Caso parecido no Paraná

O caso da família Melo não é inédito no país. No Paraná, em 2004, a partir de um documentário da série de televisão National Geographic sobre combustíveis alternativos, mais o auxílio de um professor universitário e muita insistência, o autônomo João Cláudio Plath, de 44 anos, chegou à fórmula pouco usual de um novo combustível, feito à base de gordura de frango.

Além do componente animal, são acrescidos mais metanol, álcool e soda. “Mas o principal da fórmula é a gordura de frango. O restante é apenas para dar a reação”, explicou.
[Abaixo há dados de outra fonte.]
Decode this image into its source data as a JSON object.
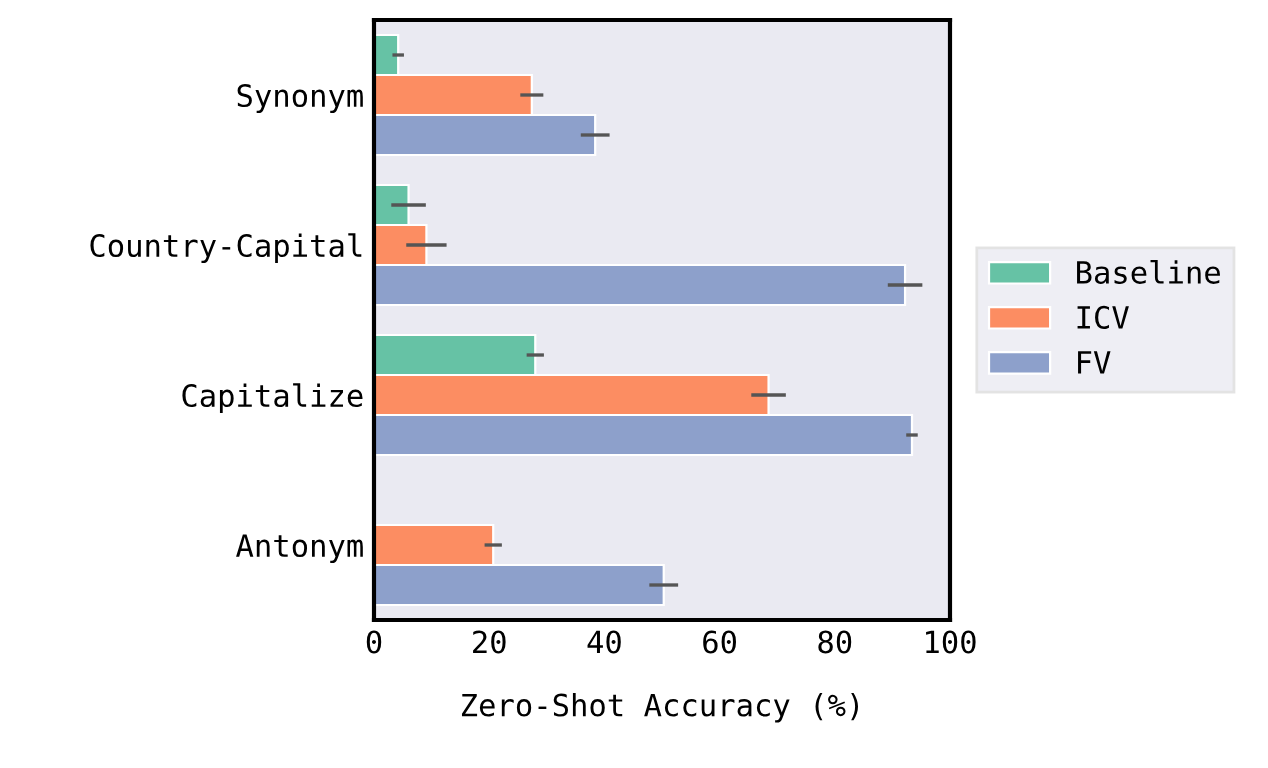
{
  "chart_data": {
    "type": "bar",
    "orientation": "horizontal",
    "xlabel": "Zero-Shot Accuracy (%)",
    "categories": [
      "Synonym",
      "Country-Capital",
      "Capitalize",
      "Antonym"
    ],
    "series": [
      {
        "name": "Baseline",
        "color": "#66c2a5",
        "values": [
          4.2,
          6.0,
          28.0,
          null
        ],
        "errors": [
          1,
          3,
          1.5,
          null
        ]
      },
      {
        "name": "ICV",
        "color": "#fc8d62",
        "values": [
          27.4,
          9.1,
          68.5,
          20.7
        ],
        "errors": [
          2,
          3.5,
          3,
          1.5
        ]
      },
      {
        "name": "FV",
        "color": "#8da0cb",
        "values": [
          38.4,
          92.2,
          93.4,
          50.3
        ],
        "errors": [
          2.5,
          3,
          1,
          2.5
        ]
      }
    ],
    "xlim": [
      0,
      100
    ],
    "xticks": [
      0,
      20,
      40,
      60,
      80,
      100
    ],
    "legend": "right",
    "grid": false
  }
}
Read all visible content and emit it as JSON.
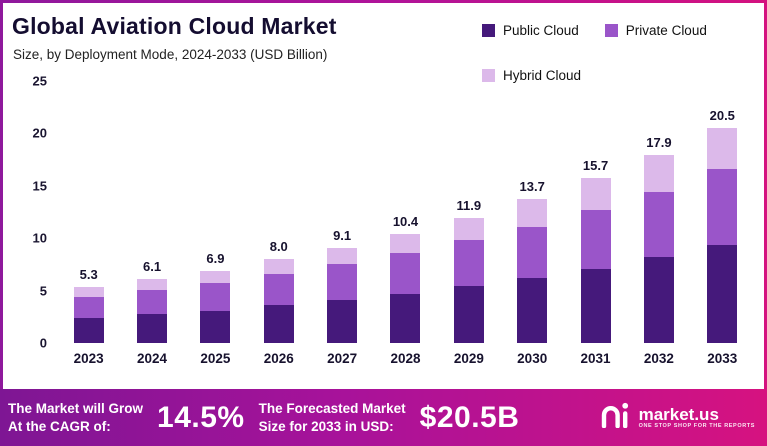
{
  "header": {
    "title": "Global Aviation Cloud Market",
    "subtitle": "Size, by Deployment Mode, 2024-2033 (USD Billion)"
  },
  "legend": [
    {
      "label": "Public Cloud",
      "color": "#45197b"
    },
    {
      "label": "Private Cloud",
      "color": "#9a55c9"
    },
    {
      "label": "Hybrid Cloud",
      "color": "#dcb9ea"
    }
  ],
  "chart_data": {
    "type": "bar",
    "stacked": true,
    "title": "Global Aviation Cloud Market",
    "subtitle": "Size, by Deployment Mode, 2024-2033 (USD Billion)",
    "categories": [
      "2023",
      "2024",
      "2025",
      "2026",
      "2027",
      "2028",
      "2029",
      "2030",
      "2031",
      "2032",
      "2033"
    ],
    "totals": [
      "5.3",
      "6.1",
      "6.9",
      "8.0",
      "9.1",
      "10.4",
      "11.9",
      "13.7",
      "15.7",
      "17.9",
      "20.5"
    ],
    "series": [
      {
        "name": "Public Cloud",
        "color": "#45197b",
        "values": [
          2.4,
          2.8,
          3.1,
          3.6,
          4.1,
          4.7,
          5.4,
          6.2,
          7.1,
          8.2,
          9.4
        ]
      },
      {
        "name": "Private Cloud",
        "color": "#9a55c9",
        "values": [
          2.0,
          2.3,
          2.6,
          3.0,
          3.4,
          3.9,
          4.4,
          4.9,
          5.6,
          6.2,
          7.2
        ]
      },
      {
        "name": "Hybrid Cloud",
        "color": "#dcb9ea",
        "values": [
          0.9,
          1.0,
          1.2,
          1.4,
          1.6,
          1.8,
          2.1,
          2.6,
          3.0,
          3.5,
          3.9
        ]
      }
    ],
    "xlabel": "",
    "ylabel": "",
    "ylim": [
      0,
      25
    ],
    "yticks": [
      0,
      5,
      10,
      15,
      20,
      25
    ],
    "grid": false,
    "legend_position": "top-right"
  },
  "footer": {
    "cagr_line1": "The Market will Grow",
    "cagr_line2": "At the CAGR of:",
    "cagr_value": "14.5%",
    "forecast_line1": "The Forecasted Market",
    "forecast_line2": "Size for 2033 in USD:",
    "forecast_value": "$20.5B",
    "brand": "market.us",
    "tagline": "ONE STOP SHOP FOR THE REPORTS"
  }
}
O combustível alternativo criado por Plath não é nada “de outro mundo”. Ele informou que existem vários similares feitos com gorduras animais e vegetal, tais, como, por exemplo, o girassol.

Estudante de Ciências Biológicas, Plath começou a investigar a fórmula por quatro meses. Para isso, contou com a ajuda do professor Edmilson Canesin. Desde então, trabalha no aperfeiçoamento da idéia. A intenção é retirar da composição o metanol, que representa a maior parte do custo. O combustível movido à gordura de frango foi testado com sucesso em um Jipe e também em uma Saveiro. E as diferenças? “A principal é o cheiro de fritura”, disse.

O litro do biocombustível de Plath fica 100% mais barato do que o diesel, por exemplo. Ele observou que o rendimento do veículo é “igual”, fazendo a mesma quilometragem do que o diesel ou a gasolina. O autônomo contou que ganha a gordura de um supermercado.

O material sobra quando os frangos são assados. A gordura é batida na máquina de lavar roupa e colocada ao sol para “decantar”. “E a poluição é zero”, lembrou. Plath defendeu o biocombustível, considerando-o interessante para tornar o País “auto-suficiente” nesse segmento.